No one deserves to be cyberbullied, so it’s never the child’s fault. It’s important that you are supportive, and that you work cohesively to discuss exactly what happened and form a solution. When your children know that you’re on their side, they’re much more likely to open up with details and feel comfortable confiding in when they need help.
On the other hand, underreacting can prolong the issue. Never tell your children to “shrug it off” or “get over it.” This will only add to the damage. Cyberbullying can have lasting effects, and when parents make children feel like it isn’t a big deal or that it’s just “kid behavior,” it stifles children’s ability to handle their emotions properly and be transparent with adults.
Keep a list of their social accounts.
Sit down with your children and record their social media accounts and passwords. Ensure your child that you’re not violating their privacy and have no plans to check their accounts consistently. By letting them know that you keep passwords for emergency purposes and that you trust them to come to you with any issues that arise, they’ll be more understanding of your need to collect this type of information.
Have a candid conversation about cyberbullying.
There’s no need to beat around the bush when it comes to dealing with serious topics. Even if you haven’t seen signs of cyberbullying, it’s important that you talk to your children about what it is before it has the chance to happen. By having early, candid conversations about cyberbullying, it will help your children understand and recognize signs.
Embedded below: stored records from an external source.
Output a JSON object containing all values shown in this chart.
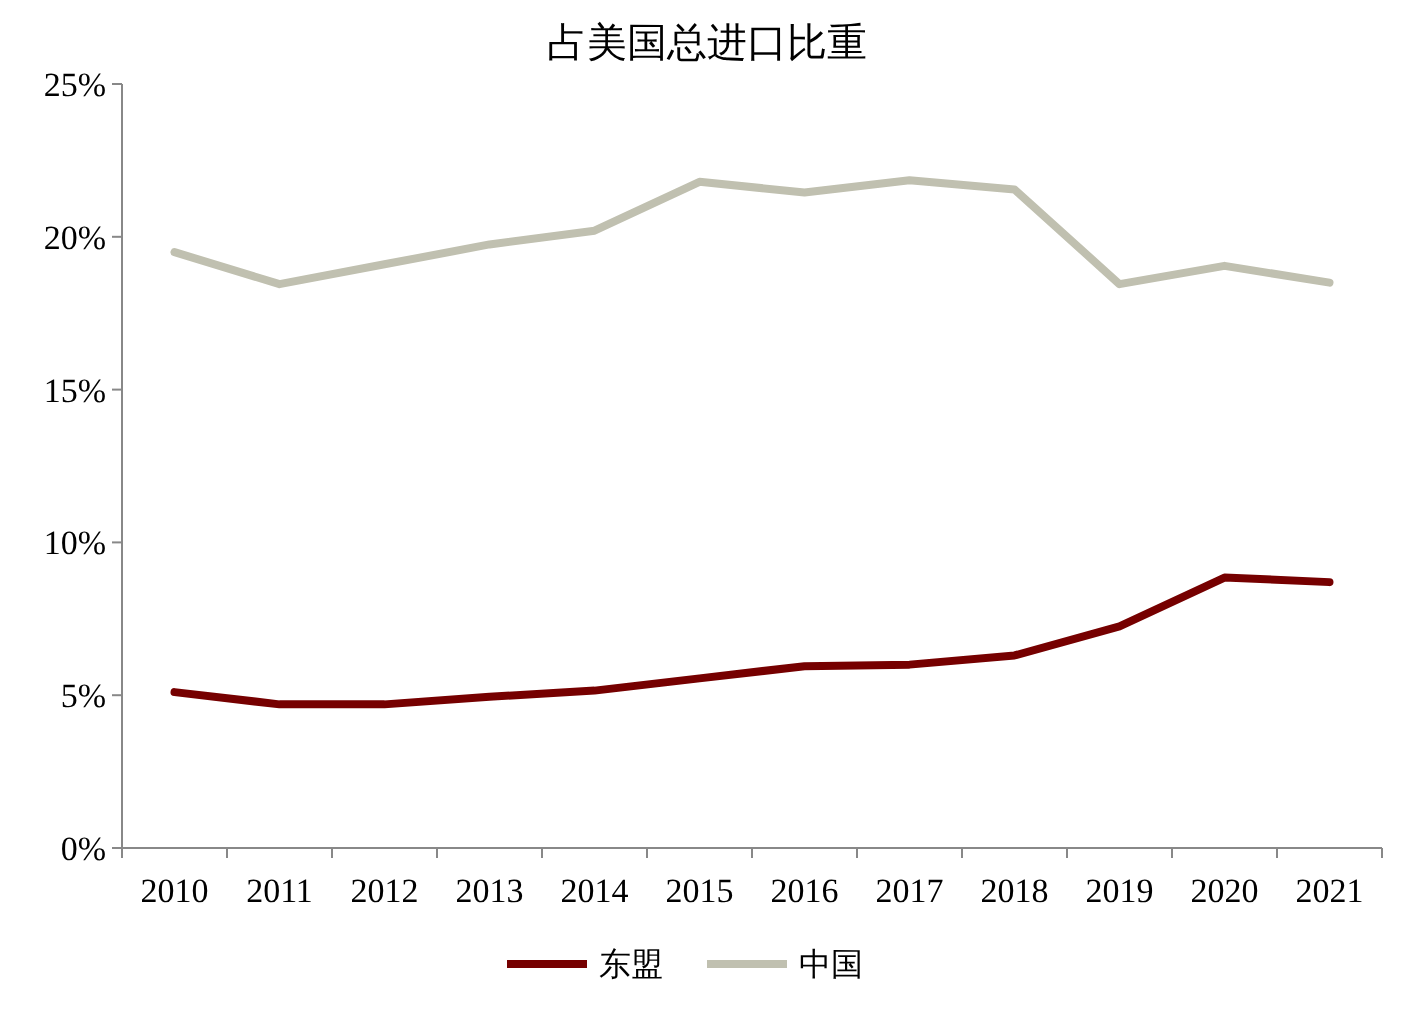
{
  "chart_data": {
    "type": "line",
    "title": "占美国总进口比重",
    "categories": [
      "2010",
      "2011",
      "2012",
      "2013",
      "2014",
      "2015",
      "2016",
      "2017",
      "2018",
      "2019",
      "2020",
      "2021"
    ],
    "series": [
      {
        "name": "东盟",
        "color": "#760000",
        "values": [
          5.1,
          4.7,
          4.7,
          4.95,
          5.15,
          5.55,
          5.95,
          6.0,
          6.3,
          7.25,
          8.85,
          8.7
        ]
      },
      {
        "name": "中国",
        "color": "#c0c0b0",
        "values": [
          19.5,
          18.45,
          19.1,
          19.75,
          20.2,
          21.8,
          21.45,
          21.85,
          21.55,
          18.45,
          19.05,
          18.5
        ]
      }
    ],
    "ylim": [
      0,
      25
    ],
    "yticks": [
      {
        "value": 0,
        "label": "0%"
      },
      {
        "value": 5,
        "label": "5%"
      },
      {
        "value": 10,
        "label": "10%"
      },
      {
        "value": 15,
        "label": "15%"
      },
      {
        "value": 20,
        "label": "20%"
      },
      {
        "value": 25,
        "label": "25%"
      }
    ],
    "legend": "bottom",
    "grid": false,
    "marker": "none",
    "line_style": "solid"
  }
}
They won’t need to be scared when it happens, because they recognize these patterns of behavior from the talk they had with their parents.
Ask them if they’ve ever been bullied or seen others bullied. Make sure that they are comfortable when you have this talk, and use relaxed, soothing language so as not to make them feel as if they’re in trouble.
Parenting is not easy, but with these expert tips, you’ll be more prepared to keep your child safe online.